I wish I could say we also tried some of St. John's 20 miles of footpaths, such as the ranger-guided Reef Bay Trail hike. It begins at 900 feet above sea level and travels nearly three miles, all downhill, through a tropical forest, past Taino Indian petroglyphs and Danish plantation ruins, to the sea, where a Park Service boat ferries you back to Cruz Bay. Instead, we mostly lolled around. Between dips in the pool, we played Parcheesi and gin rummy. We watched the geckos that basked on the yellow walls in the noon sun.

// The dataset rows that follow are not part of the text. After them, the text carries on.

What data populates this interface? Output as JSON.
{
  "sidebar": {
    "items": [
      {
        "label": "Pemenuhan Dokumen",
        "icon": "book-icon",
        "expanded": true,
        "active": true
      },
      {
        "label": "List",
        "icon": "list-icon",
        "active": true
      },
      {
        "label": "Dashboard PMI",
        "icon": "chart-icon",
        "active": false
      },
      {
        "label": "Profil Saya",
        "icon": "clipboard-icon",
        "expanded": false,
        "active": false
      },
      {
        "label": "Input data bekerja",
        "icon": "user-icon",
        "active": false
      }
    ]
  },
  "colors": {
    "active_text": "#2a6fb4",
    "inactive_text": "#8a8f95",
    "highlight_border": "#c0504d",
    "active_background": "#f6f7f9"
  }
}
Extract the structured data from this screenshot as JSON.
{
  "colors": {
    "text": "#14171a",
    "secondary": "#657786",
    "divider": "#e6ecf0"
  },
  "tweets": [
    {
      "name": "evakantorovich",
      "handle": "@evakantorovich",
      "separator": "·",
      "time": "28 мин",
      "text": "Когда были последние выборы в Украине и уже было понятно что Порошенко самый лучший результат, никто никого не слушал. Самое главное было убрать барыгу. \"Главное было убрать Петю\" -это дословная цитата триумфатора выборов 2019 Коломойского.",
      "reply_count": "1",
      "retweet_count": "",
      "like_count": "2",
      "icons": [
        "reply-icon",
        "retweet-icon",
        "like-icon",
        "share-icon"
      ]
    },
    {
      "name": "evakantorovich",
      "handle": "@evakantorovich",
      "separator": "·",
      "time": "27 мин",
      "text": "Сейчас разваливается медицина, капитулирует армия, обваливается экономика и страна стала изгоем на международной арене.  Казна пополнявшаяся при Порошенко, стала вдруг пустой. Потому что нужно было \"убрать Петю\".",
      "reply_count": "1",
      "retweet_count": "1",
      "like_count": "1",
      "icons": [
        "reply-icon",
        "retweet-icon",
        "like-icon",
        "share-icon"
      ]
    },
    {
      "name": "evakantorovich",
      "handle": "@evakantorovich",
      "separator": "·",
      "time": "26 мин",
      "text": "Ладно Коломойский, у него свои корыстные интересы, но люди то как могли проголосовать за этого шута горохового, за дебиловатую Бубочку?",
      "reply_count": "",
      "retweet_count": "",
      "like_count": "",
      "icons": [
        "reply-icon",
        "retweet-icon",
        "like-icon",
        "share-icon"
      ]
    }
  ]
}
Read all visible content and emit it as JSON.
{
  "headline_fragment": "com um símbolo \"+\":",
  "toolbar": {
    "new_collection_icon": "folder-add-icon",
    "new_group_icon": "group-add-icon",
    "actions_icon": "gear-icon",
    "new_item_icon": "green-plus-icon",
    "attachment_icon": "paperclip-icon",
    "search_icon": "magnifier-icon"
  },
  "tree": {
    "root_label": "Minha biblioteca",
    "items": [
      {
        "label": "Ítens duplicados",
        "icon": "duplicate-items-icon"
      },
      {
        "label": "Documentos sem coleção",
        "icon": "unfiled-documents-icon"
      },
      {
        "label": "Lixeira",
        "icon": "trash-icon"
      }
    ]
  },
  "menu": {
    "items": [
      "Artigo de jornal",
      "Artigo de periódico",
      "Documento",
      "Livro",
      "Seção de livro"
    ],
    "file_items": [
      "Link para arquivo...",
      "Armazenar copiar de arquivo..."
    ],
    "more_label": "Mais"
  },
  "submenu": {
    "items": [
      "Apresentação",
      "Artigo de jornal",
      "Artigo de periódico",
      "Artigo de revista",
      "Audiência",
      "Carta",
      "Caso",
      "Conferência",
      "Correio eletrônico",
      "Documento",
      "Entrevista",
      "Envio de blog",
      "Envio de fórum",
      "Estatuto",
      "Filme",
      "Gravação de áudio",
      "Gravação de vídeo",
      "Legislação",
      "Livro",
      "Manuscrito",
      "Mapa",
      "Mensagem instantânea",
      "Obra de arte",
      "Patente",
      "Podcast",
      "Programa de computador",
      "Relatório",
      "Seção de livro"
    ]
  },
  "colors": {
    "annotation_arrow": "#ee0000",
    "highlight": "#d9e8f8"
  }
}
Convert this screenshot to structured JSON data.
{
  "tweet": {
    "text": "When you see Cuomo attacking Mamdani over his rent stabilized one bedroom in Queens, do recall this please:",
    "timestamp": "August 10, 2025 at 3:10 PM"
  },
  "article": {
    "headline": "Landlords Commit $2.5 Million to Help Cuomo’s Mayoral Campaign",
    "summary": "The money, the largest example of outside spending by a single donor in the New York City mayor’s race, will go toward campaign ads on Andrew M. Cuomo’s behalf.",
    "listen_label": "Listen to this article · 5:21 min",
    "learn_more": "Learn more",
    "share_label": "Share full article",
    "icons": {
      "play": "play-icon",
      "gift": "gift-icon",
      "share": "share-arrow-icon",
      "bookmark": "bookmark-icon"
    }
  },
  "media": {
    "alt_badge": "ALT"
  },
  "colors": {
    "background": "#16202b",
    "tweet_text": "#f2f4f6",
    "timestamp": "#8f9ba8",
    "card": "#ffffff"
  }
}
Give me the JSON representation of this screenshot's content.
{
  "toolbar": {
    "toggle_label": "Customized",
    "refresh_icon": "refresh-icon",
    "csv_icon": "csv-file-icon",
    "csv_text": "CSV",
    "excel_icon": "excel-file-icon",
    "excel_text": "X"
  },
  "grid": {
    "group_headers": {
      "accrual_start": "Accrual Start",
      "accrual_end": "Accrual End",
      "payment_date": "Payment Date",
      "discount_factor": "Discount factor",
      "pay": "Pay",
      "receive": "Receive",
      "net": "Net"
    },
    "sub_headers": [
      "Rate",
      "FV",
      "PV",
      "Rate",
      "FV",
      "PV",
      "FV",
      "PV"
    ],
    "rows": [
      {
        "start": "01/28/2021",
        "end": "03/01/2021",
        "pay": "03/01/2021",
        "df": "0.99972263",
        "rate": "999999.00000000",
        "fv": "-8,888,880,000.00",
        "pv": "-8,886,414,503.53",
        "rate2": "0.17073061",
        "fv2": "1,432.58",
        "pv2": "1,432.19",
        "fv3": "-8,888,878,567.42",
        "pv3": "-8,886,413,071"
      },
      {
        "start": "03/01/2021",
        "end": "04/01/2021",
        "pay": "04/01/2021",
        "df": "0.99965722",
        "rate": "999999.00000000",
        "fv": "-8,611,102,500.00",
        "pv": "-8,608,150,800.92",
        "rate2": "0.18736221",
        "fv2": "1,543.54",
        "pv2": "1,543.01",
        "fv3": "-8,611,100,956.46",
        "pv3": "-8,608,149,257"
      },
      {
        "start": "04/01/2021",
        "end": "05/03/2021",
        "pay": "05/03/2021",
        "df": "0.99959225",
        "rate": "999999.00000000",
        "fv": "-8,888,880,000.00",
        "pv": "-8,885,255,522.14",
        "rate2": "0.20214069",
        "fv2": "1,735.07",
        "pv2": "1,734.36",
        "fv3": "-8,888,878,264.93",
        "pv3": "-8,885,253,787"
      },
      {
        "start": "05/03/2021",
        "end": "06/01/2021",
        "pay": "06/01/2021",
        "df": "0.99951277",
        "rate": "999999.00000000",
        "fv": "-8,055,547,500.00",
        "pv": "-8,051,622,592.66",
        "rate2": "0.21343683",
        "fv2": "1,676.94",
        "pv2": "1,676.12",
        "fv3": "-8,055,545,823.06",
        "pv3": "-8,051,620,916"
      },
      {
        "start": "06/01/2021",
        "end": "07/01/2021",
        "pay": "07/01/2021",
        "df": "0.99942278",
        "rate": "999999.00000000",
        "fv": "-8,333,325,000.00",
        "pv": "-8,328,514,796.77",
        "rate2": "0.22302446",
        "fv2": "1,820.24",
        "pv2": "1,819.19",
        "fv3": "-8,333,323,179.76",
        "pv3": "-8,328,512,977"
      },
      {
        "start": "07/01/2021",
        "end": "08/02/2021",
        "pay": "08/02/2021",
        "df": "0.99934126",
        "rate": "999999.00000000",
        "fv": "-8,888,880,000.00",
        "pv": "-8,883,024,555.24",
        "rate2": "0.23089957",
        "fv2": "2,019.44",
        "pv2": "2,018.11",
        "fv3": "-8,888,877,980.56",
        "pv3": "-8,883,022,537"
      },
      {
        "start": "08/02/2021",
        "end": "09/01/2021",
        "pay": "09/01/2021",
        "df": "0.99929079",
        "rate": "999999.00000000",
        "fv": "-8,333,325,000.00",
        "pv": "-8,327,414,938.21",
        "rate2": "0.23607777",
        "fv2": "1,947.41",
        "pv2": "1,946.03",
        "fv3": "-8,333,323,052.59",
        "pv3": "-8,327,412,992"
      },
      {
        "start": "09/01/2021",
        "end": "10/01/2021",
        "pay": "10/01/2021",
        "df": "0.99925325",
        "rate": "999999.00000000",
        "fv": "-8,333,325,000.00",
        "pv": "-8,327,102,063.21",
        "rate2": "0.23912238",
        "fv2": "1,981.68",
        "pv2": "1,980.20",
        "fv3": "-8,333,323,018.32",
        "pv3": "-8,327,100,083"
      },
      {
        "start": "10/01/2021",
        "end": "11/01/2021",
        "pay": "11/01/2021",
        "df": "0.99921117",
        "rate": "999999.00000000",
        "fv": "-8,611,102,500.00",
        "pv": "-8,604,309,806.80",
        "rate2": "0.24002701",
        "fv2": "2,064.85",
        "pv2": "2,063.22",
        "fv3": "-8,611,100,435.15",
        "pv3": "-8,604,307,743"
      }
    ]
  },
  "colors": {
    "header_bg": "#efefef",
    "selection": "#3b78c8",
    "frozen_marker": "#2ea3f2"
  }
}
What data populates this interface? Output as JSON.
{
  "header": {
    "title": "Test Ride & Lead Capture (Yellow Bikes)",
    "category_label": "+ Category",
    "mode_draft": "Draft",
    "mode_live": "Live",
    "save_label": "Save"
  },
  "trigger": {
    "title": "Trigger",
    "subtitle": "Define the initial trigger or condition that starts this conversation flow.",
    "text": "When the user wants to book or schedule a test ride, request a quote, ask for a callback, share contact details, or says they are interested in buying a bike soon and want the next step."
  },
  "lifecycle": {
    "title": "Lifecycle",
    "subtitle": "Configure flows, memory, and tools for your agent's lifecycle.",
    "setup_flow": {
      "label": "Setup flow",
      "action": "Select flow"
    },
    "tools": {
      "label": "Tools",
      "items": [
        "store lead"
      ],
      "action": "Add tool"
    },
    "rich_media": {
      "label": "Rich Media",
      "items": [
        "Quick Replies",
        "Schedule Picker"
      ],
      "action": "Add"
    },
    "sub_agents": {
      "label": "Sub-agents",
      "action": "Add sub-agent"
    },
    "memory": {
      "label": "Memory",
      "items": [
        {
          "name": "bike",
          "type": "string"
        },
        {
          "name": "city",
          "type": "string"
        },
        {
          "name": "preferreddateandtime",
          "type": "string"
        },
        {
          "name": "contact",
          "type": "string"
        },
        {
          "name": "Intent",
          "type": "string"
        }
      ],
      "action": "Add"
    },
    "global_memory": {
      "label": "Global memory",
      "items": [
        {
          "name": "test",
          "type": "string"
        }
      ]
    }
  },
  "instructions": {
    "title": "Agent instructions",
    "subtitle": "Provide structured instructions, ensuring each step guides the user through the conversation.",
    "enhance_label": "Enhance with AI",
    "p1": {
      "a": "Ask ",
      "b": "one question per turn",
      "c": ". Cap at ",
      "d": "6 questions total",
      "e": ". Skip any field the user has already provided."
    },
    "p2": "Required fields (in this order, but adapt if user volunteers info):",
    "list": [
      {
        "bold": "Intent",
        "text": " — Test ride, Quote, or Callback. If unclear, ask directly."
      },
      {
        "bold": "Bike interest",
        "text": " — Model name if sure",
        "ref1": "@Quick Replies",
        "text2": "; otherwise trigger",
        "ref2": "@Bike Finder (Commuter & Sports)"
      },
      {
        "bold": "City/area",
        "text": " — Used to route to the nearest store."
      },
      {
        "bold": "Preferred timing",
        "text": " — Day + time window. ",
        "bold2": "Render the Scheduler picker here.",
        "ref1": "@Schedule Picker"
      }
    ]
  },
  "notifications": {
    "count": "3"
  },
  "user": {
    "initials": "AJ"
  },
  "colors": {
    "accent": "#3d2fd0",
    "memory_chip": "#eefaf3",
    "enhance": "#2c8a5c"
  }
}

We got to know the rhythms of our "neighborhood": the sleek sportfishing boat that motored into Fish Bay every morning, stayed for an hour, and then zoomed back to open water; the enormous cruise ships that lined the horizon most afternoons, waiting to pull into St. Thomas. Some evenings storms blew in suddenly, then departed just as quickly, leaving a rainbow over the green hills—and yet another reason to sing.